Why Are White Working-Class Boys Still Failing Their GCSEs?
Government education committee findings reveal that white working-class boys are the lowest performing demographic in schools. Only 18% of them achieve a grade 5 or above in their GCSEs (Parliament, 2021). In this context, white working-class boys are defined as those on free school meals.
A recent issue? Not really.
Every administration has swept this issue under the carpet since this question was raised by the 2010-2015 education committee. Only recently has the government decided to take action. A second education committee in 2020 found that this issue has been ongoing since 2004. The committee identified several reasons for this issue including cultural, socioeconomic, geographic and inter-generational.

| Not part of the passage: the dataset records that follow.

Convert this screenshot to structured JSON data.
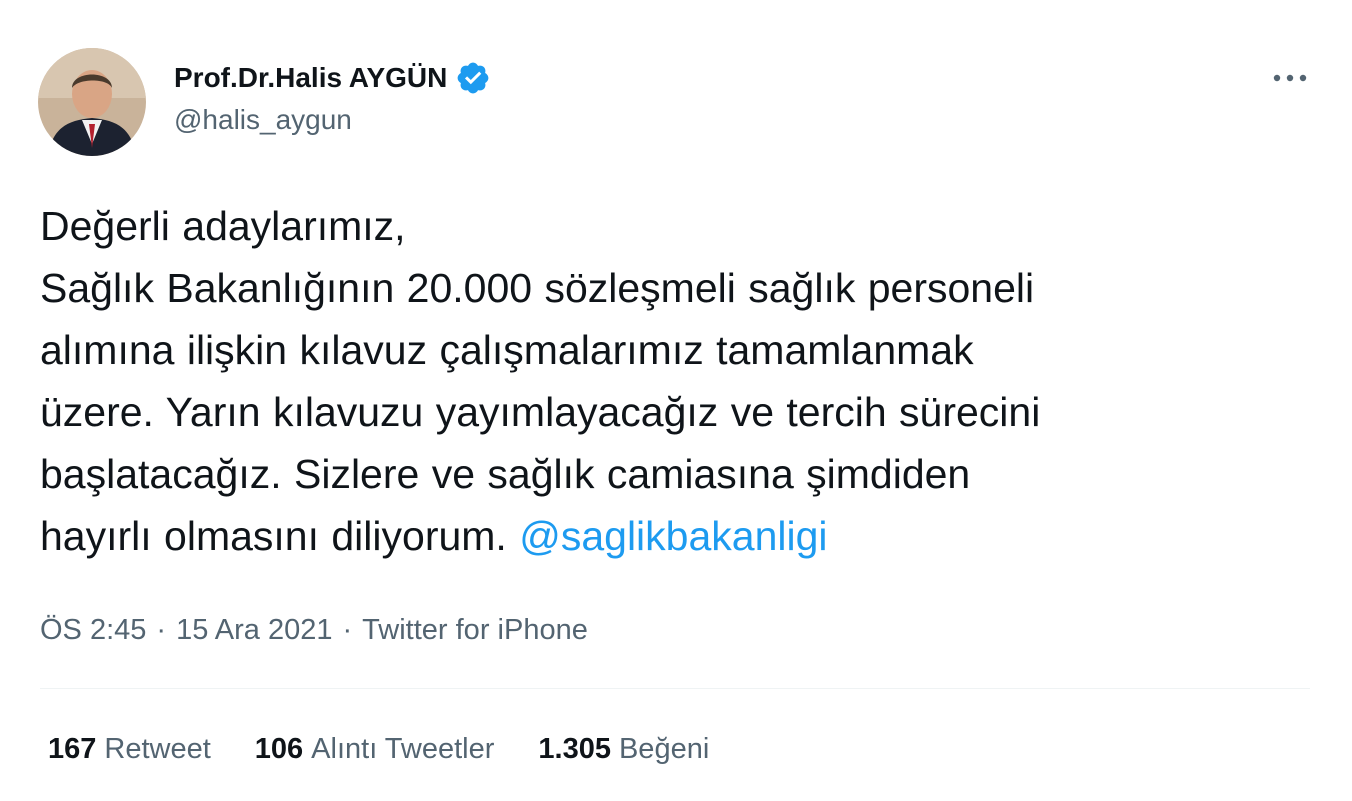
{
  "author": {
    "display_name": "Prof.Dr.Halis AYGÜN",
    "handle": "@halis_aygun",
    "verified_icon": "verified-badge-icon",
    "avatar_icon": "profile-photo"
  },
  "tweet": {
    "text_lines": [
      "Değerli adaylarımız,",
      "Sağlık Bakanlığının 20.000 sözleşmeli sağlık personeli",
      "alımına ilişkin kılavuz çalışmalarımız tamamlanmak",
      "üzere. Yarın kılavuzu yayımlayacağız ve tercih sürecini",
      "başlatacağız. Sizlere ve sağlık camiasına şimdiden",
      "hayırlı olmasını diliyorum. "
    ],
    "mention": "@saglikbakanligi"
  },
  "meta": {
    "time": "ÖS 2:45",
    "separator": "·",
    "date": "15 Ara 2021",
    "source": "Twitter for iPhone"
  },
  "stats": {
    "retweets": {
      "count": "167",
      "label": "Retweet"
    },
    "quotes": {
      "count": "106",
      "label": "Alıntı Tweetler"
    },
    "likes": {
      "count": "1.305",
      "label": "Beğeni"
    }
  },
  "colors": {
    "accent": "#1d9bf0",
    "text_primary": "#0f1419",
    "text_secondary": "#536471",
    "divider": "#eff3f4"
  }
}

The socioeconomic and geographical issues put forward included low household income, poor neighbourhoods, and poorer funded schools, particularly in rural areas and in the North. In these areas, where the majority of disadvantaged white working-class boys live, there is less annual funding than for schools in London. For a government that prides itself on education, it is risible that these disparities still exist.
It’s been found that disadvantaged children experience cultural and multi-generational barriers with regards to education. Their parents frequently had negative educational experiences with little input from their own parents, perpetuating the view of education as offering little value or benefit. As a parent stated to a Guardian reporter in 2016, “We’re not going to spend the only youth we have joining in a vast, grinding societal pantomime in which we pretend that we can transcend our place in the world when the odds are fatally stacked against us” (Lotts, 2016). Unsurprisingly, given this view, only 13% of disadvantaged working-class boys currently go on to higher education (Snowdon, 2020).
Are there solutions?
One possible solution to a multi-generational disbelief in education would be a bottom-up response. A community approach to knife crime has had some success. Could it not also be the case for this issue: communities would engage more in their children’s learning, with parents holding homework sessions in their homes and liaising directly with teachers.
A new look at the viability and funding of technical colleges, developing apprenticeship schemes, and funding vocational training are all possible routes forward for those of whom a standard education feels irrelevant. But judging from the past, the outlook is bleak - education has always been a political football, and the reality is that this vexed question will not be resolved any time soon.